Consider the dependency pair problem (P, R), where P consists of
p1: f#(x,c(y)) -> f#(x,s(f(y,y)))
p2: f#(x,c(y)) -> f#(y,y)
p3: f#(s(x),y) -> f#(x,s(c(y)))
and R consists of:
r1: f(x,c(y)) -> f(x,s(f(y,y)))
r2: f(s(x),y) -> f(x,s(c(y)))
The estimated dependency graph contains the following SCCs:
{p2}
{p3}
-- Reduction pair.
Consider the dependency pair problem (P, R), where P consists of
p1: f#(x,c(y)) -> f#(y,y)
and R consists of:
r1: f(x,c(y)) -> f(x,s(f(y,y)))
r2: f(s(x),y) -> f(x,s(c(y)))
The set of usable rules consists of
(no rules)
Take the reduction pair:
lexicographic combination of reduction pairs:
1. lexicographic path order with precedence:
precedence:
c > f#
argument filter:
pi(f#) = [2]
pi(c) = [1]
2. lexicographic path order with precedence:
precedence:
c > f#
argument filter:
pi(f#) = 2
pi(c) = [1]
The next rules are strictly ordered:
p1
We remove them from the problem.
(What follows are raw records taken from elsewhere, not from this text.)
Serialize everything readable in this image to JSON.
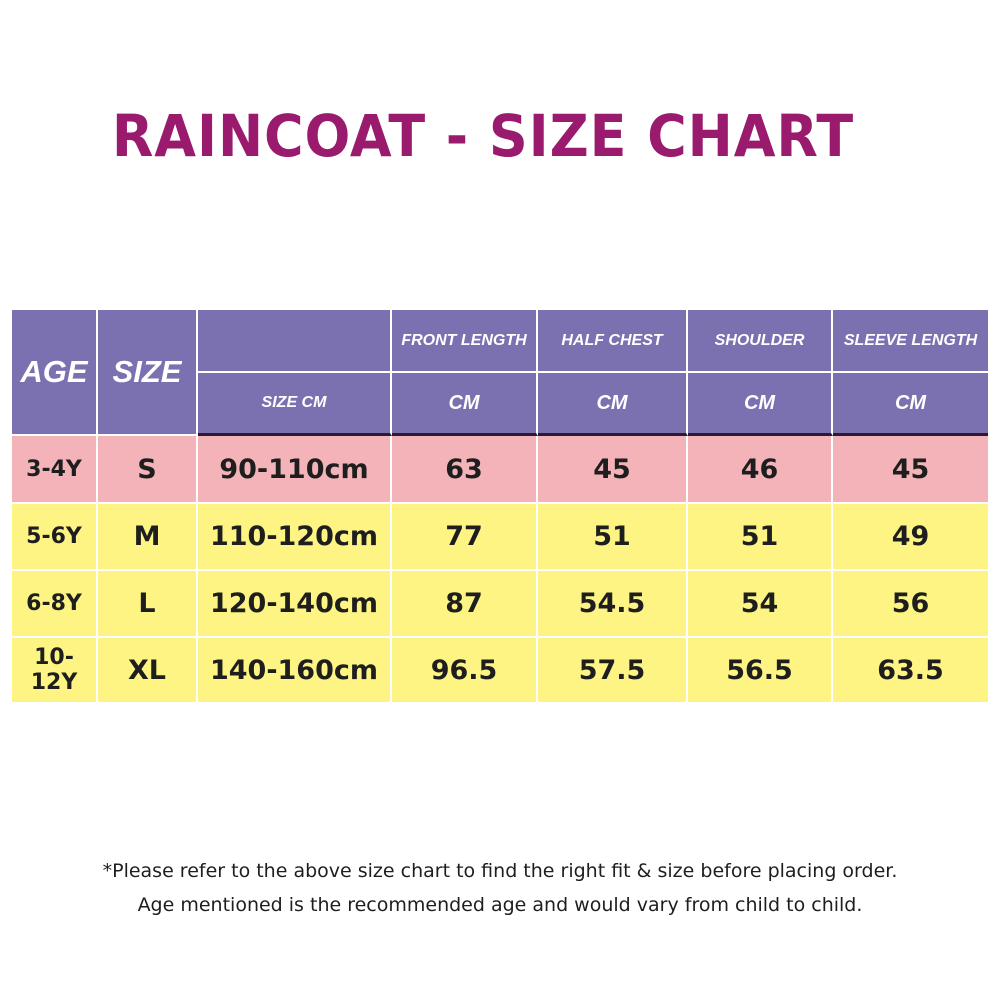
{
  "title": "RAINCOAT - SIZE CHART",
  "header": {
    "age": "AGE",
    "size": "SIZE",
    "size_cm": "SIZE CM",
    "columns": [
      "FRONT LENGTH",
      "HALF CHEST",
      "SHOULDER",
      "SLEEVE LENGTH"
    ],
    "units": [
      "CM",
      "CM",
      "CM",
      "CM"
    ]
  },
  "rows": [
    {
      "age": "3-4Y",
      "size": "S",
      "size_cm": "90-110cm",
      "values": [
        "63",
        "45",
        "46",
        "45"
      ]
    },
    {
      "age": "5-6Y",
      "size": "M",
      "size_cm": "110-120cm",
      "values": [
        "77",
        "51",
        "51",
        "49"
      ]
    },
    {
      "age": "6-8Y",
      "size": "L",
      "size_cm": "120-140cm",
      "values": [
        "87",
        "54.5",
        "54",
        "56"
      ]
    },
    {
      "age": "10-12Y",
      "size": "XL",
      "size_cm": "140-160cm",
      "values": [
        "96.5",
        "57.5",
        "56.5",
        "63.5"
      ]
    }
  ],
  "notes": [
    "*Please refer to the above size chart to find the right fit & size before placing order.",
    "Age mentioned is the recommended age and would vary from child to child."
  ],
  "colors": {
    "title": "#9a1b6e",
    "header_bg": "#7b70b0",
    "first_row_bg": "#f3b3b8",
    "other_rows_bg": "#fdf483"
  }
}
Then no dependency pair remains.
-- Reduction pair.
Consider the dependency pair problem (P, R), where P consists of
p1: f#(s(x),y) -> f#(x,s(c(y)))
and R consists of:
r1: f(x,c(y)) -> f(x,s(f(y,y)))
r2: f(s(x),y) -> f(x,s(c(y)))
The set of usable rules consists of
(no rules)
Take the reduction pair:
lexicographic combination of reduction pairs:
1. lexicographic path order with precedence:
precedence:
c > s > f#
argument filter:
pi(f#) = [1]
pi(s) = [1]
pi(c) = 1
2. lexicographic path order with precedence:
precedence:
c > s > f#
argument filter:
pi(f#) = 1
pi(s) = [1]
pi(c) = 1
The next rules are strictly ordered:
p1
We remove them from the problem. Then no dependency pair remains.